4) Career & Technical Applications are things like Adobe Photoshop, Autodesk’s 3D Design & Engineering Software, as well as a myriad of other robotics, science, and animation type programs. These things allow students to do things that make them employable immediately upon graduation. Colleges and Universities are on to this big-time, and K12 is starting to catch on that it’s not so bad an idea.

You buy these. You also make sure you have the high-value computing devices that will actually run this stuff. If you’re smart you also survey local business and find out what they need for skills from graduates and put those special classes into the curriculum.

5) Learning Management Systems, Student Information Systems, and other administrative school systems. These are the software things that hold things and keep track of things and make sense of what’s happening student-by-student by running graphs of statistics on testing, and other measurements. There’s a lot of input needed from staff for these systems and a promise of helpful hints for student learning modifications from interpretation of the meaning of inputs. There is a wide array of these and the elements of one may not be the same elements of another.

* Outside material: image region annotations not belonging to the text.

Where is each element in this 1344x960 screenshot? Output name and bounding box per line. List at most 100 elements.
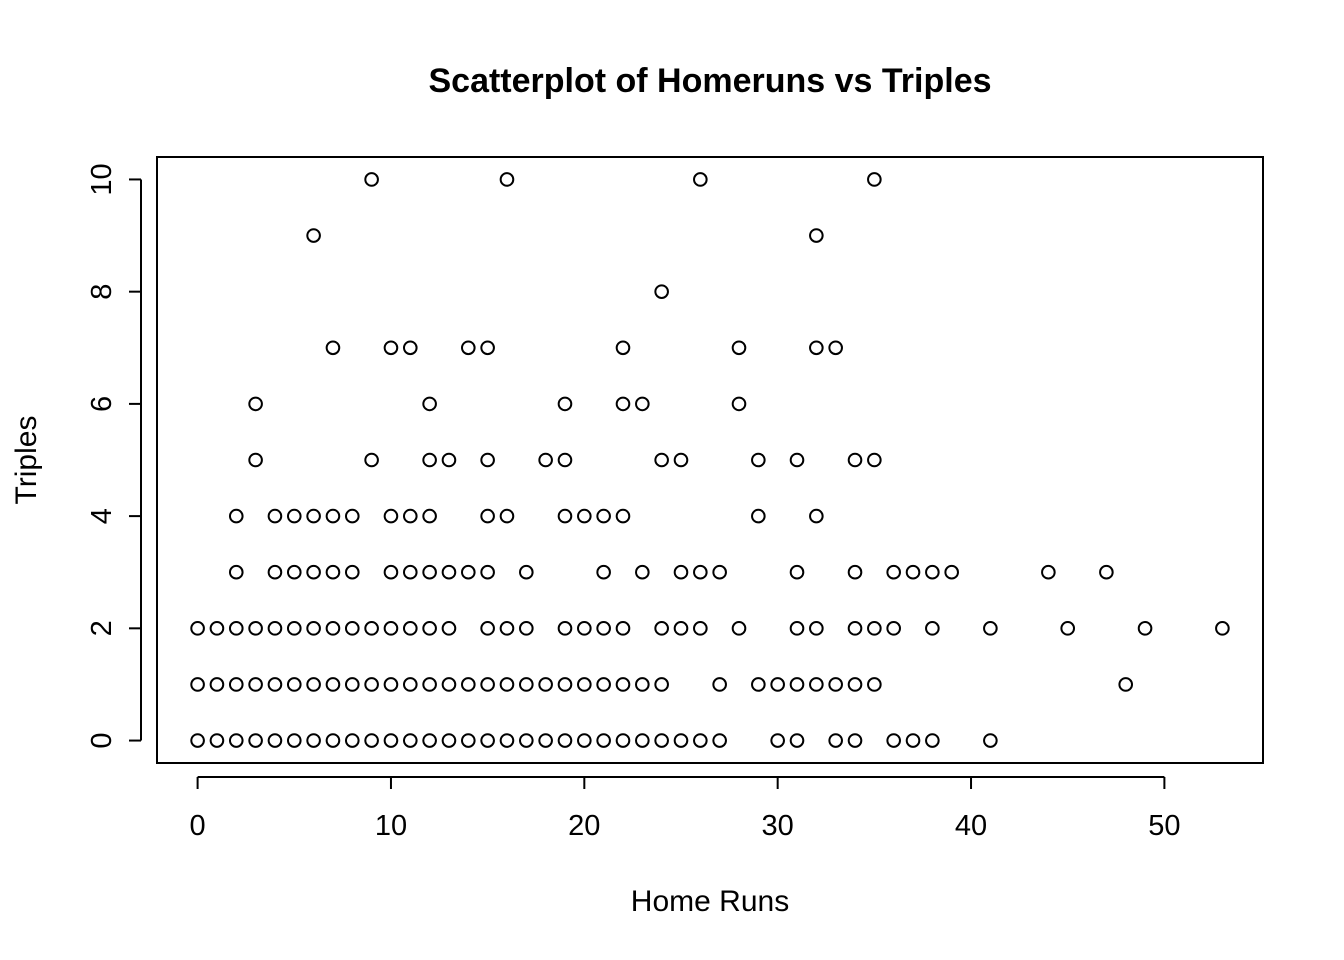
data-point — [596, 733, 611, 748]
data-point — [461, 733, 476, 748]
y-tick-label: 4 — [86, 508, 118, 524]
plot-frame — [156, 156, 1264, 764]
data-point — [422, 677, 437, 692]
data-point — [828, 340, 843, 356]
data-point — [557, 621, 573, 636]
data-point — [248, 621, 263, 636]
data-point — [228, 733, 244, 748]
data-point — [422, 564, 437, 580]
data-point — [770, 677, 785, 692]
data-point — [248, 396, 263, 412]
data-point — [499, 733, 515, 748]
data-point — [364, 677, 379, 692]
data-point — [519, 621, 534, 636]
data-point — [596, 508, 611, 524]
data-point — [383, 621, 399, 636]
data-point — [499, 621, 515, 636]
data-point — [751, 677, 766, 692]
data-point — [402, 508, 418, 524]
data-point — [325, 621, 341, 636]
data-point — [344, 508, 360, 524]
data-point — [557, 677, 573, 692]
data-point — [577, 621, 592, 636]
data-point — [344, 564, 360, 580]
data-point — [480, 733, 495, 748]
data-point — [886, 733, 901, 748]
data-point — [867, 172, 882, 187]
data-point — [267, 733, 283, 748]
data-point — [577, 733, 592, 748]
data-point — [519, 733, 534, 748]
data-point — [209, 733, 225, 748]
data-point — [248, 677, 263, 692]
data-point — [925, 564, 940, 580]
data-point — [441, 677, 457, 692]
data-point — [480, 508, 495, 524]
data-point — [422, 621, 437, 636]
data-point — [209, 677, 225, 692]
data-point — [538, 452, 553, 468]
data-point — [286, 677, 302, 692]
data-point — [383, 564, 399, 580]
y-tick-label: 8 — [86, 284, 118, 300]
data-point — [789, 621, 805, 636]
y-axis-label: Triples — [10, 416, 43, 505]
data-point — [306, 621, 321, 636]
data-point — [402, 340, 418, 356]
data-point — [538, 677, 553, 692]
data-point — [925, 733, 940, 748]
data-point — [499, 677, 515, 692]
data-point — [789, 677, 805, 692]
data-point — [267, 621, 283, 636]
data-point — [538, 733, 553, 748]
data-point — [267, 564, 283, 580]
data-point — [654, 284, 669, 299]
data-point — [693, 621, 708, 636]
data-point — [983, 621, 998, 636]
data-point — [925, 621, 940, 636]
data-point — [867, 621, 882, 636]
data-point — [228, 564, 244, 580]
data-point — [615, 733, 631, 748]
data-point — [731, 396, 747, 412]
data-point — [809, 508, 824, 524]
x-tick-label: 20 — [568, 810, 600, 842]
data-point — [847, 733, 863, 748]
x-axis-label: Home Runs — [631, 885, 789, 918]
data-point — [886, 621, 901, 636]
data-point — [809, 677, 824, 692]
data-point — [480, 677, 495, 692]
data-point — [267, 508, 283, 524]
data-point — [1060, 621, 1076, 636]
data-point — [228, 621, 244, 636]
data-point — [847, 452, 863, 468]
data-point — [1041, 564, 1056, 580]
data-point — [635, 677, 650, 692]
data-point — [789, 452, 805, 468]
data-point — [480, 621, 495, 636]
data-point — [364, 733, 379, 748]
data-point — [402, 621, 418, 636]
data-point — [461, 564, 476, 580]
data-point — [364, 172, 379, 187]
data-point — [789, 733, 805, 748]
data-point — [1215, 621, 1230, 636]
y-tick-label: 2 — [86, 620, 118, 636]
data-point — [673, 564, 689, 580]
data-point — [712, 733, 727, 748]
data-point — [905, 564, 921, 580]
data-point — [306, 228, 321, 243]
data-point — [383, 733, 399, 748]
data-point — [712, 677, 727, 692]
data-point — [635, 396, 650, 412]
data-point — [557, 452, 573, 468]
data-point — [673, 621, 689, 636]
data-point — [847, 621, 863, 636]
data-point — [267, 677, 283, 692]
data-point — [286, 733, 302, 748]
data-points — [190, 172, 1230, 748]
data-point — [441, 621, 457, 636]
data-point — [190, 733, 205, 748]
data-point — [731, 621, 747, 636]
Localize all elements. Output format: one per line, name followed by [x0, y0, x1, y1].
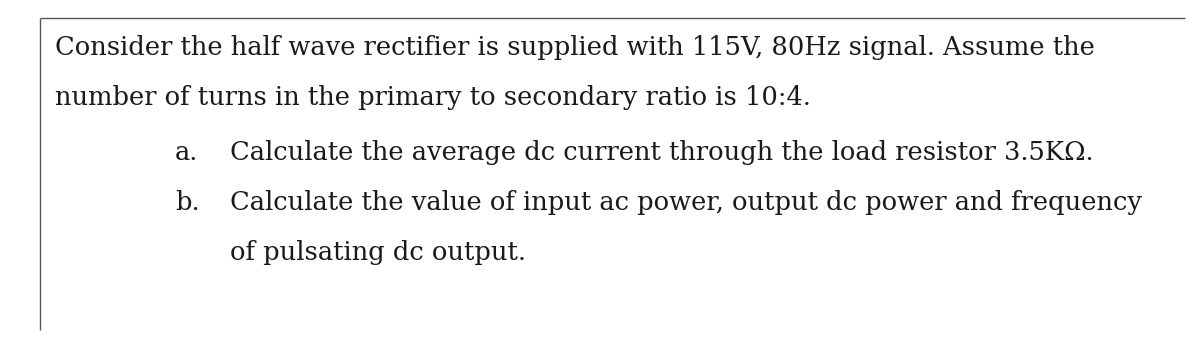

Schools buy these, but sometimes they build them. While I know that public education is somewhat enamored of “free” and open-source things, it is clear that “free” when it comes to technology has never been actually free. It’s just costs more to customize, build, maintain, and staff. Smart people go out and make whole companies with the value proposition that the software they built can be sold to many for less than each one could build themselves, and the cost can be lower for all, but the company will charge enough to make a profit and continue to be there when help is needed. It’s important to note that as the complexity of content increases with all the above types, the need for more and more APIs (application interfaces) into the big repositories, identity management, security, and more is going to become well more than the average district can maintain with a lot of the home-built systems.